Notre Dame plays UCLA in basketball at Pauley Pavilion this morning, and by morning we're talking 10 a.m., followed by a car wash and pancake brunch.
"I didn't know it was back on the schedule, to tell you the truth," Austin Carr, the former Irish star/villain who scorched UCLA for 46 points in 1971, said of the game.
Roger Valdiserri was driving to a round of golf in Scottsdale, Ariz., this week when he answered his cellphone.
Now retired, he once prodigiously presided over athletic public relations at Notre Dame and was the man who suggested that Joe Theismann switch the pronunciation of his name from "Theesman" so that it rhymed with "Heisman."

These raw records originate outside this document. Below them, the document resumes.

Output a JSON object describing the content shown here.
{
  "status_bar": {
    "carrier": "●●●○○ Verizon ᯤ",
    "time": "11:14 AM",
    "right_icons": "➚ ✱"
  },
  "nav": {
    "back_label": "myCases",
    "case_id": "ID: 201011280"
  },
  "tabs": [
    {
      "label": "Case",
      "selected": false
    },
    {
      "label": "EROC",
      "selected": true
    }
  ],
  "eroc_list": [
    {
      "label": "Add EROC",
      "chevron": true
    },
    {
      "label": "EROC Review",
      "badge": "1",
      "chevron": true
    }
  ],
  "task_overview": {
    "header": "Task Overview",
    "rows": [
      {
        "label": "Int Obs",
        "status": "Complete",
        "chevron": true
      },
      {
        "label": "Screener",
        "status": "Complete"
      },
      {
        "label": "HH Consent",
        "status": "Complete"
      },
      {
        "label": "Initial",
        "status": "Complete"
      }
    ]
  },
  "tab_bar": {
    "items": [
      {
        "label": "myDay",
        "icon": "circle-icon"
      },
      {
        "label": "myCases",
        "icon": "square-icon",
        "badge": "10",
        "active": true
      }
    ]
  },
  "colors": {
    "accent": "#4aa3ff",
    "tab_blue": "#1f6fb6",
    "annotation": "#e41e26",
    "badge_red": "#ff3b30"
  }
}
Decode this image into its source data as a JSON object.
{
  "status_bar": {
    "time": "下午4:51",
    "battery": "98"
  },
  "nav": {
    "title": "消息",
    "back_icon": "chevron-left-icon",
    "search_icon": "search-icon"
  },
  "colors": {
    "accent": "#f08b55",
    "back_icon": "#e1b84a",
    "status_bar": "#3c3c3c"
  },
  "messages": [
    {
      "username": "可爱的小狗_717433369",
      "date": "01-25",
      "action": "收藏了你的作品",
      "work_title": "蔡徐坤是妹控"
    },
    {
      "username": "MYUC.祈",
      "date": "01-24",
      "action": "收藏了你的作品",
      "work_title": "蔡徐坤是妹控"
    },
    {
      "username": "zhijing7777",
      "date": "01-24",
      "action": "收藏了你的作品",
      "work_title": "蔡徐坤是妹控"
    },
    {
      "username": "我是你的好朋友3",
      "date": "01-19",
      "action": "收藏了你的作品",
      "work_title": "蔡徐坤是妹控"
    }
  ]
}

Valdiserri helped forge the early UCLA-Notre Dame basketball relationship, sat in on the broadcast negotiations and, in the heyday, held a circus seat next to Irish Coach Richard "Digger" Phelps.
Asked about this UCLA-Notre Dame game, Valdiserri wanted to know:
"Is it going to be televised?"
UCLA vs. Notre Dame . . . yes, it's going to be televised.
The difference between the series then and now is the difference between love and a handshake.
Explaining to people what UCLA-Notre Dame was isn't easy. Maybe you had to have come of age between 1970 and 1980.
"There was a mystery about it back then," former UCLA great Marques Johnson said Friday. "There weren't all these summer camps and AAU teams. Adrian Dantley, I had only read about him. We were similar in size, so your mind would conjure up an image of what kind of player he is."
Johnson was a young teenager in 1971 when Carr scored 46 in Notre Dame's upset of UCLA on Jan. 23 of that year in South Bend, Ind.
Johnson was a die-hard UCLA fan, the incarnation of Sidney Wicks, but after that game he went to a local church in Baldwin Hills and destroyed an older kid in a challenge game.
"I became Austin Carr," Johnson said. "It was an 'I am God' basketball mentality. I remember bouncing one shot in off the ground."
Three years later Johnson, as a 17-year-old freshman, was on the Bruins' bench in South Bend when Notre Dame ended UCLA's 88-game winning streak.
The series used to be a circle-your-calendar event, framed in the stand-alone exclusivity of a world uncluttered by cable glut.
UCLA and Notre Dame played 42 times between 1966 and 1995. For years they played twice a season, home and away.
The schools met first in 1952, in East Lansing, at the Michigan State Classic, and once again in Los Angeles, in 1960.